The post-apartheid state has continued to entrench this situation; it has maintained a legal and policing system that is aimed at protecting the wealth and property of companies and preventing the working class from their rightful access to this wealth. It has also ensured, through cutting spending on housing, schooling, and ‘service delivery’ under neo-liberalism that the reproduction of the working class costs the post-apartheid state, and ruling class, as little as possible. This means the systemic source of the huge profits that the ruling class reap has been maintained and kept in place by the post-apartheid state. Along with this, racial oppression directed at the black section of the working class remains entrenched.
As a result, since 1994 the entire working class has fallen deeper into poverty, including sections of the white working class, as inequality has grown between the ruling class and working class as a whole. It has, however, been the black working class that has been worst affected. The black working class, therefore, continues to live in impoverished townships and squatter camps; they continue to receive appalling wages and they continue to face abuse at the hands of bosses and managers.
While it is clear that the black working class remains oppressed, including being subjected to racial oppression, the situation for the small black elite, nevertheless, is very different. In this difference lies one of the reasons why the state continues to brutally put down strikes and protests. Some sections of the black elite, through their high positions in the state have joined the old white capitalists in the ruling class. They are now well paid and live lavish lifestyles. Many also use their positions in the state to accumulate wealth via corrupt tenders and looting state coffers. The tax generated to pay their high salaries and maintain their lifestyles, however, comes from exploiting the working class, and in South Africa the black working class in particular. As such, state officials – mainly linked to the ANC - have their own reasons for wanting to protect the minority ownership of property in the country, low wages for black workers and the cheap reproduction of labour (and black labour in particular): because their own privileged positions rest on this. Any threat to this, therefore, is met by attempts to co-opt and coerce protestors or strikers; but when this fails, the ultimate weapon of the state is used: violence and brutality (including at times even against bystanders).
Top state officials, therefore, for their own reasons don’t want the demands of strikers to be met regarding higher wages; and they certainly don’t want to roll out better housing, schooling and services as it would drive up the costs of labour and reproducing labour – driving down profits and diverting taxes spent on state salaries and the ruling class.
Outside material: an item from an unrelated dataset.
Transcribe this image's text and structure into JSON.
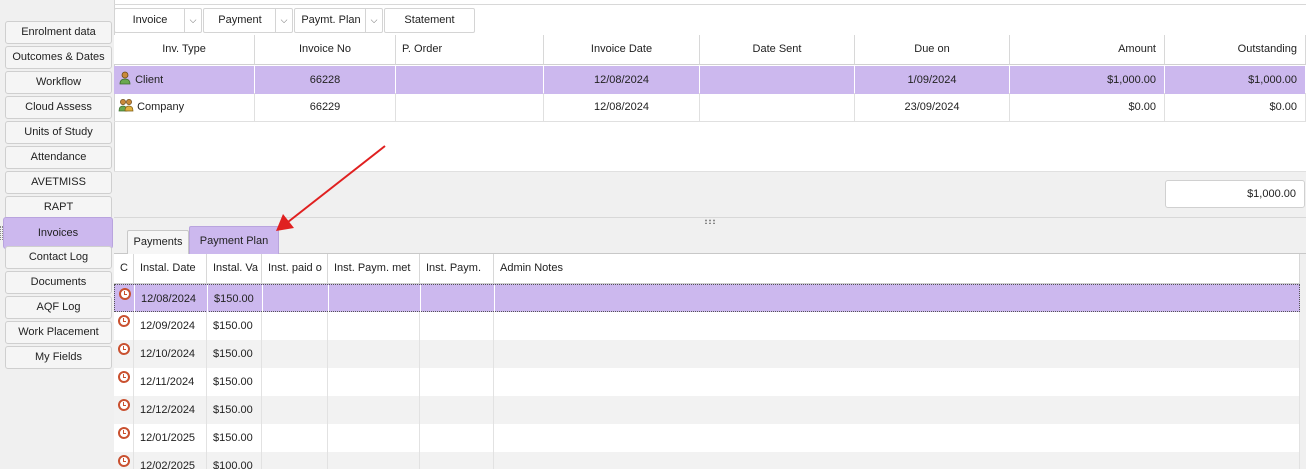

That would undermine the interests of the ruling class; of which top state officials are part. The lifestyles of people like Jacob Zuma, Tokyo Sexwale, Pravin Gordhan, Trevor Manuel and rest of their cohorts in the Cabinet, therefore, is based on the continued exploitation and oppression of the working class, and the black section in particular. To keep this in place, they will authorise, sanction and use state violence when need be.
There is also another section of the black elite that have also joined the ruling class, but through the route of Black Economic Empowerment. They too have no qualms about the state using violence to protect their interests. Indeed, all of the top ANC linked black families – the Mandelas, Sisulus, Thambos, Ramaposas, Radebes etc. – have shares in or sit on the boards of the largest companies in South Africa. Their social circles also no longer include township activists or striking workers, but rather wealthy white capitalists like the Oppenheimers and newly rich fellow ‘struggle’ heroes. The wealth and power of this black section of the ruling class too rests on the exploitation of the working class as a whole, but mostly and specifically on the exploitation and continued national oppression of the black working class. Hence, this is the reason why the black section of the ruling class has been so willing to take action to ensure the state uses violence against protestors that undermine the profits of the companies they have shares in – including at Marikana.
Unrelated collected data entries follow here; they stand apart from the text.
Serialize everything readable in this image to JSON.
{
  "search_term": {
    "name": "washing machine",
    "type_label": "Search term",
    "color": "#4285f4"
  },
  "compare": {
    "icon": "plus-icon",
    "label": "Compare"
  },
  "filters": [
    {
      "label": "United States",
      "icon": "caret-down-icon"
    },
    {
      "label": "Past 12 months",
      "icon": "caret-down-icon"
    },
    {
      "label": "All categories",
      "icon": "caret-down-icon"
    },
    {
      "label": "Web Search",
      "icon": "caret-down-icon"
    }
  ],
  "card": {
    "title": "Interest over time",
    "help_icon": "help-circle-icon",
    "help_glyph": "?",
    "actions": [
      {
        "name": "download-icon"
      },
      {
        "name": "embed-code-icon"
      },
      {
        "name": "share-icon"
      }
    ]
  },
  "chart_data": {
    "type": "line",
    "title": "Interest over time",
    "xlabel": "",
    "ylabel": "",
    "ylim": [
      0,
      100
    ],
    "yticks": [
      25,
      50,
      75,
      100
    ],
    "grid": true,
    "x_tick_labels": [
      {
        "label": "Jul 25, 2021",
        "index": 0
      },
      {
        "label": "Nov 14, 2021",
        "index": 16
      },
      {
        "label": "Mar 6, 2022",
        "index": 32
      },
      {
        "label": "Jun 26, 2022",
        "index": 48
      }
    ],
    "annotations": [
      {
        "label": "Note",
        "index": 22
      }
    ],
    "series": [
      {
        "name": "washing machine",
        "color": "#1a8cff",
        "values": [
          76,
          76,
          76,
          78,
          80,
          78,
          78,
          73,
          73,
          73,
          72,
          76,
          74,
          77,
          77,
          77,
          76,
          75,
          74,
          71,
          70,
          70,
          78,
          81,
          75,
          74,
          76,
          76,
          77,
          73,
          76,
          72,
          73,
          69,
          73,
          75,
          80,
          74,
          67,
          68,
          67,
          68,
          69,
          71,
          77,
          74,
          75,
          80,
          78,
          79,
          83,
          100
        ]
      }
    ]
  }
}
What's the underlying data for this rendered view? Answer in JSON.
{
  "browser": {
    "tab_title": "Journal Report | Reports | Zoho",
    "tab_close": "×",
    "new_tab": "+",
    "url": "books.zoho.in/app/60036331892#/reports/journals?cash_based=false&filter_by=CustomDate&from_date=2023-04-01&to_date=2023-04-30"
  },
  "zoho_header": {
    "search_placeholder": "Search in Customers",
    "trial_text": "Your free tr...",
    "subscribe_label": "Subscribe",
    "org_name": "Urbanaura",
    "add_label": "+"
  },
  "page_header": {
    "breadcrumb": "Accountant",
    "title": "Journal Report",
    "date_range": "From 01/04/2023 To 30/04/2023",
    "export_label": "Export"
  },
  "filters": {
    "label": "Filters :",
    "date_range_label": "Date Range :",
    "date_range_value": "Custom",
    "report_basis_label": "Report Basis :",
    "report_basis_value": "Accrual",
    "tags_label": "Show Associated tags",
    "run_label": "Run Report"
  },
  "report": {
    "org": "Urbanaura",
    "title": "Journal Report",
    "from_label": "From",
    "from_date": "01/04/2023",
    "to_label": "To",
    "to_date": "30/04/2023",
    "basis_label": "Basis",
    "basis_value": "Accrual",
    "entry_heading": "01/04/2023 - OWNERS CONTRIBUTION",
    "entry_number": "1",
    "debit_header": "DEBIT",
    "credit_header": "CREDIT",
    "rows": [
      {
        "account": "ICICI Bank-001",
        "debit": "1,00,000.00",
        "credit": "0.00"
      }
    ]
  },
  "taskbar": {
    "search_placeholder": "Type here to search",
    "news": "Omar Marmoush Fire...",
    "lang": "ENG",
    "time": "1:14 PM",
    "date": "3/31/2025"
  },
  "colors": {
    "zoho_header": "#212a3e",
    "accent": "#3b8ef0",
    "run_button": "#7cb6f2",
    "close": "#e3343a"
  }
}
The revolutionary anti-state socialist (anarchist) Mikhail Bakunin foresaw the possibility of such a situation arising in cases where supposed national liberation was based on capturing state power. The reason for this is because the tactic of gaining state power does not abolish the class system, inequalities nor capitalism – and consequently it has failed to end racial oppression in South Africa. Capturing state power simply changes the make-up and some of the faces of the ruling class; but it does not end inequality both in material terms and in terms of power. Due to the centralised nature of states, only a few can rule: a majority of people can never be involved in decision making under a state system. Hence, when former liberation fighters or activists enter into the state, because of its top down structure, they become rulers and get used to the privileges their new positions entail. They literally become governors and gradually begin to rule in their own interests. To keep this going they have to exploit and oppress the vast majority of the people.
As such, no state is truly democratic, including the one headed by the ANC. Even in a parliamentary system, most high ranking state officials, including generals, director-generals, police commissioners, state legal advisors, judges, magistrates, and other top bureaucrats are never elected by the people. Most of their decisions, policies and actions will never be known by the vast majority of people – the top down structure of the state ensures this. Linked to this, parliamentarians and cabinet ministers make and pass laws; not the mass of people. In fact, parliamentarians are in no way truly accountable to voters (except for 5 minutes every 5 years). They are not mandated nor are they recallable. They – along with permanent state bureaucrats - have power; not the people. As such, no state, including the ANC headed one, is participatory; but rather designed to ensure and carry out minority rule. Likewise, the state’s main function is not to protect workers or the unemployed, but to ensure rule over them. When this is questioned or the interests of the ruling class undermined in anyway; the role of the state – even under a parliamentary system - is to undermine and end the threat. This is what the state’s violence and brutality has been about whether at Marikana, during the farm workers’ strike, and more recently in Durban.
While there is a need for the working class to struggle against police and state brutality, there should, however, be no illusions about what the state is; who it is controlled by; who it protects; and what its function is. The deaths of protestors in this country, sadly, has made this more and more evident. As such, the working class (workers and the unemployed) must mobilise outside of and against the state and force it to give back what has been stolen. In this, there should not be illusions that in doing so the state protects workers or the unemployed – indeed, as an institution it is an enemy of the working class. As such a huge struggle for better wages and better living conditions is needed – first to try and win gains and then to build towards revolution – but in that struggle the state can’t be seen as a neutral entity or an ally or an instrument that can be used by the working class.
This too means abandoning faith in running for and winning elections – as in the past, all that will happen is that some of the faces of the rulers will be changed. Indeed, parties don’t change states; rather state structures change the nature of parties. The ANC, Bolshevik and labour parties are clear examples of this. It also means, however, abandoning the notion that the state should nationalise companies, land or housing, which would mean ownership and control by a state bureaucracy; not the working class. Indeed, calling for nationalisation builds illusions in a higher power: the state; and it does not show faith in, or build the power of, the working class itself. The state is not a lesser evil to class rule and/or capitalists; rather they are part and parcel of the same system. Workers need, and Marikana and the farmworkers strikes highlights this, to use struggles for reforms, such as winning higher wages, to build towards seizing the land, mines, factories and other workplaces themselves so that they can run them through worker self-management for the benefit of everyone in society. Likewise, people need to mobiles against te ruling class and its state in communities, build movements and begin to develop through this experience a system of self-governance, based on direct demnocracy, which could replace the state in a revolutionary society. Only when the working class has done this, and runs society through their own structures and not a state, will the power of the ruling class, the power of its violent state, and inequality be broken and ended. Only when this happens too will the racial oppression that the black section of the working class faces in South Africa be ended; and only then will the likes of the Marikana massacres, the death of Nqobile Nzuza and other killings in the name of profit and cheap labour be part of history. Until this happens true freedom and equality for both the black and white working class will not be fully achieved.